The book that ensues is a rigorously historical account of the growth and expansion of the early church. Along the way he shows what the gospel has done. “A world from which the gospel had been banished would surely be one in which millions more of our fellows would go unfed, unnursed, unsheltered, and uneducated” (15). This is not a romantic claim, but a historical fact. He also attempts to show that many contemporary accounts of Christianity as nonsense are based on “extraordinarily bad arguments” because they are “driven by the precritical and irrational impulses of the purest kind of fideism” (19-20). See what I mean about a dictionary.
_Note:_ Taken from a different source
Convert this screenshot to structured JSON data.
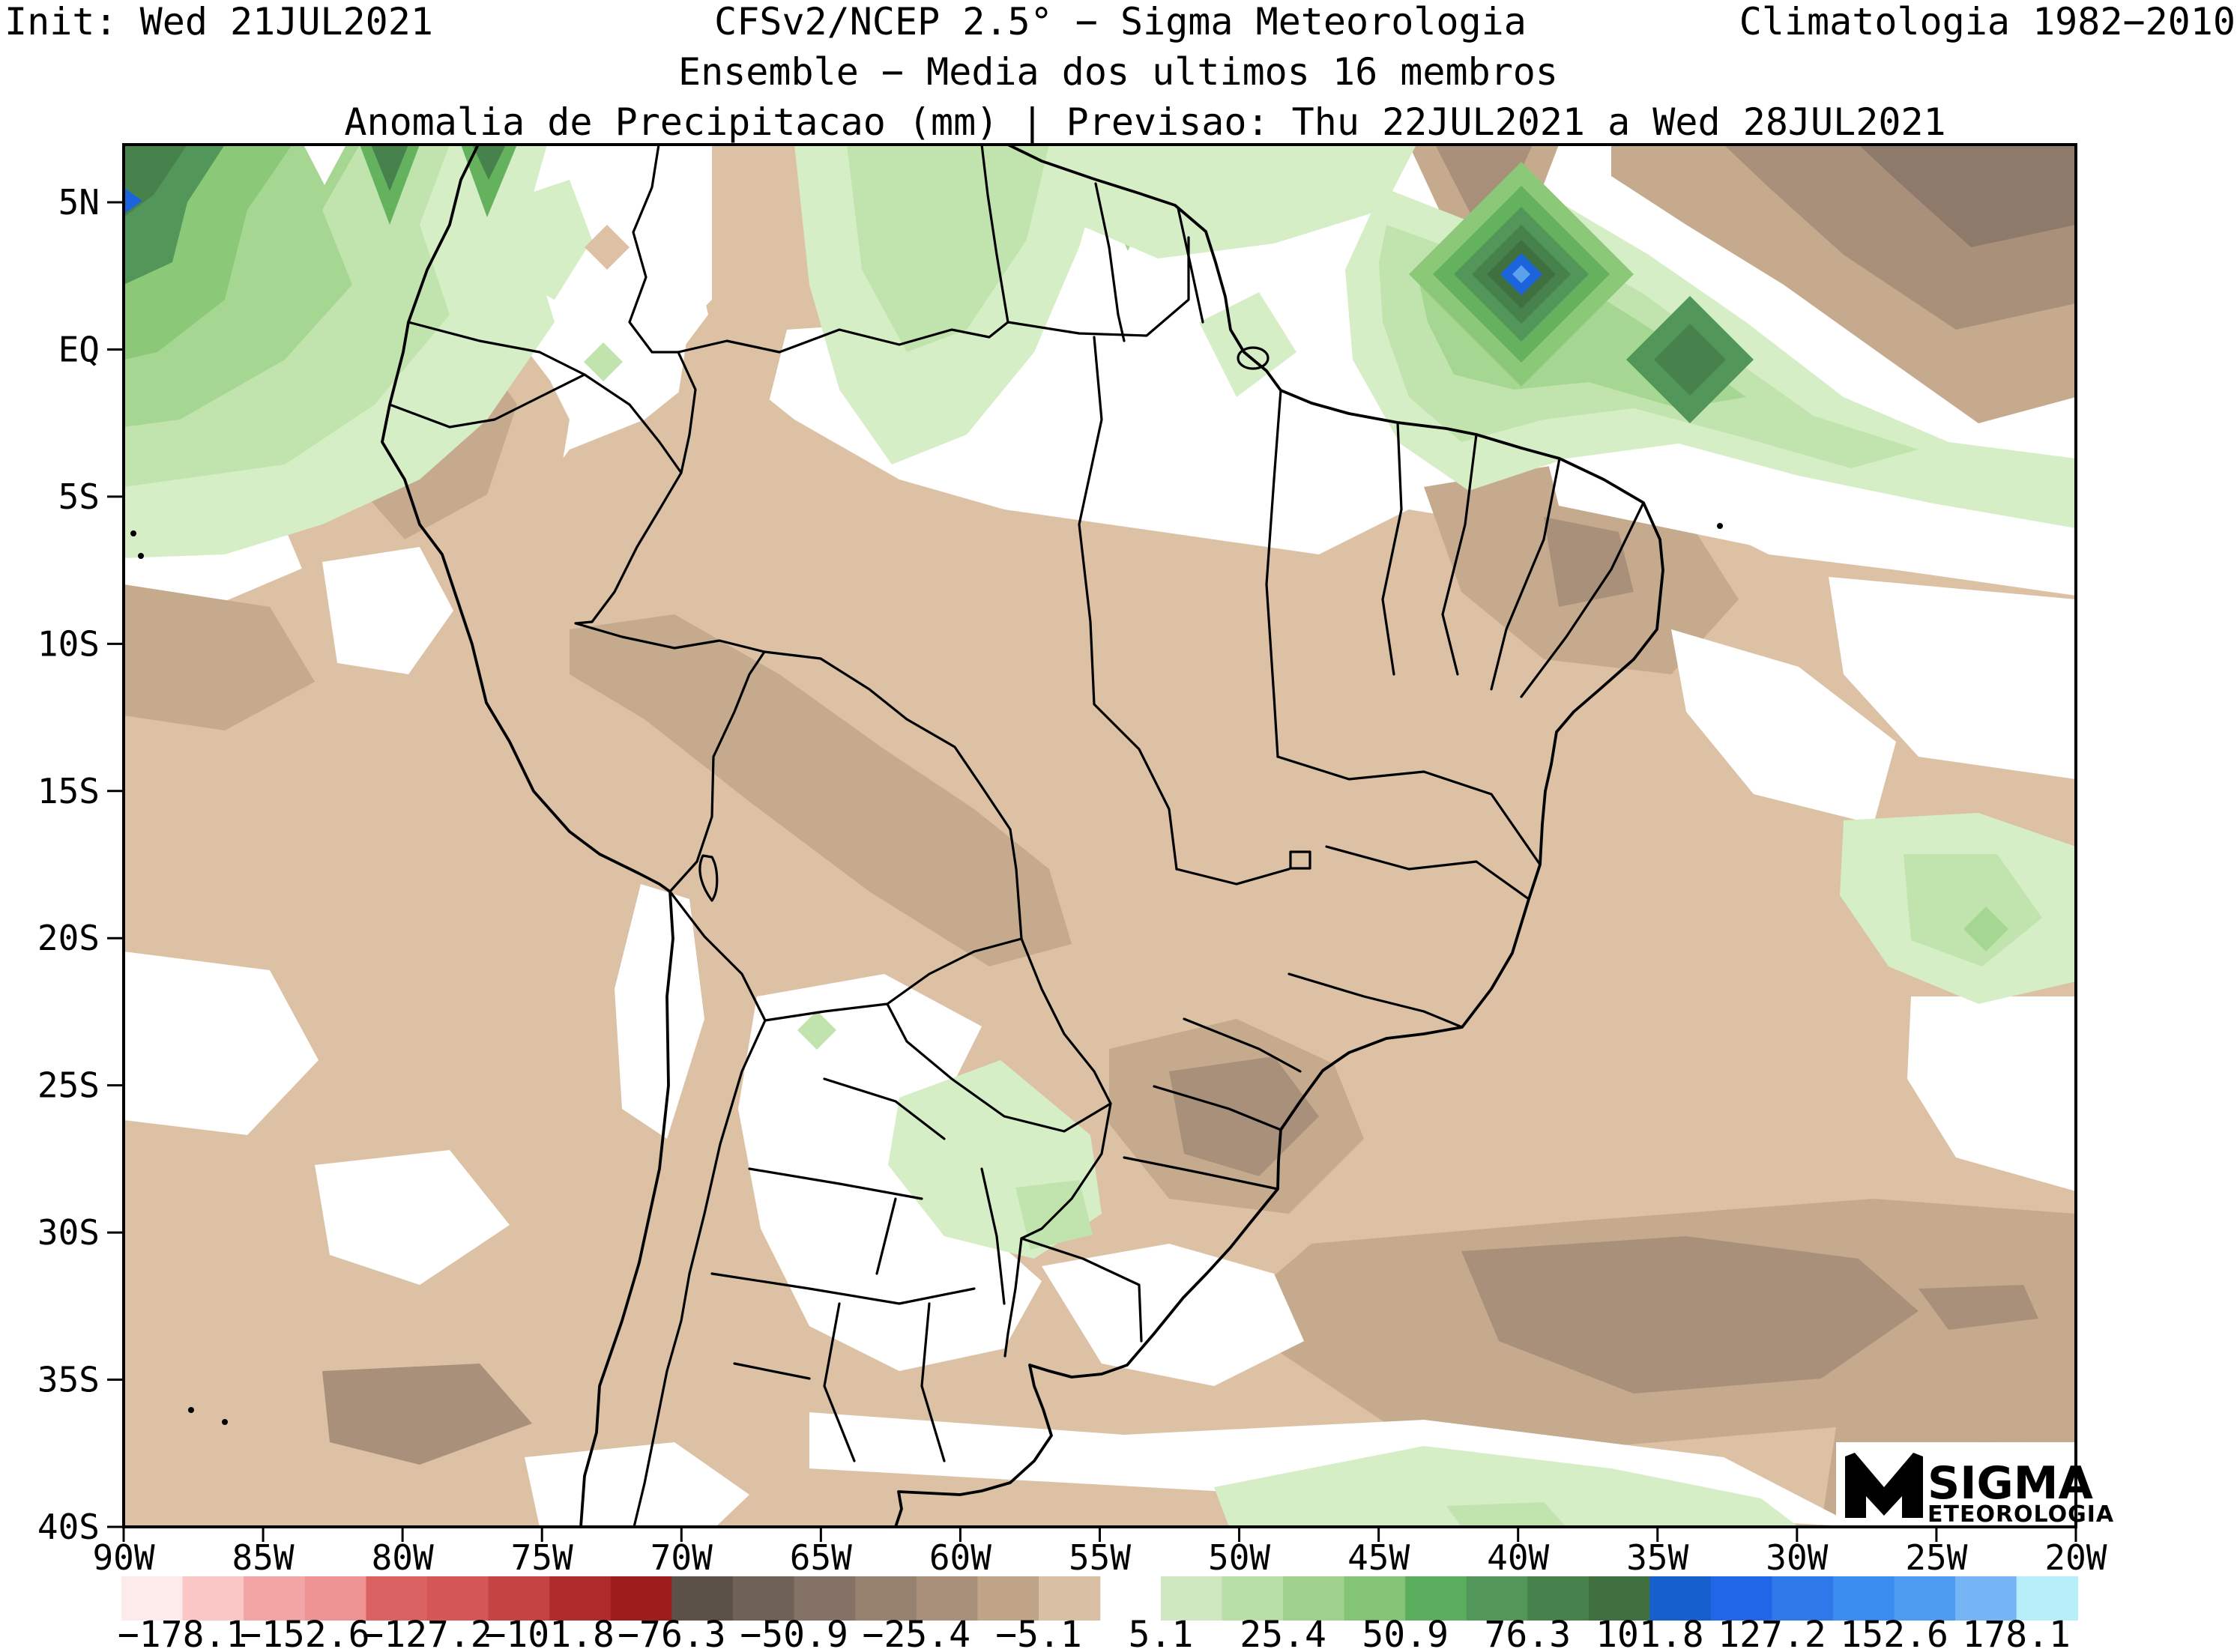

Ultimately, he wants to undermine the modern myth of freedom and progress as a farce. The story – “The story the modern world tells of itself now is the story of how we Westerners finally learned to be free, for the first time ever; and so it is also necessarily a story about the bondage from which we have escaped” (25). This story, he says, is grossly inaccurate. Many of the best ideals of modern culture are in fact taken from a Christian worldview without any thought as to how those ideals might be rooted in a coherent belief system. He suggests that the modern myth inevitably results in nihilism.
If you want to understand why serious Christian thinkers don’t take Dawkins and his ilk seriously read this book. If you want to understand the ethics of Christianity in a historical perspective read this book. If you want to read really good writing, read this book. Have I given you enough reasons yet?
1 comment:
Thanks Tyler. I really appreciate your blog - I don't read it much, but I should. I appreciate you and your scholarship and heart for the Kingdom.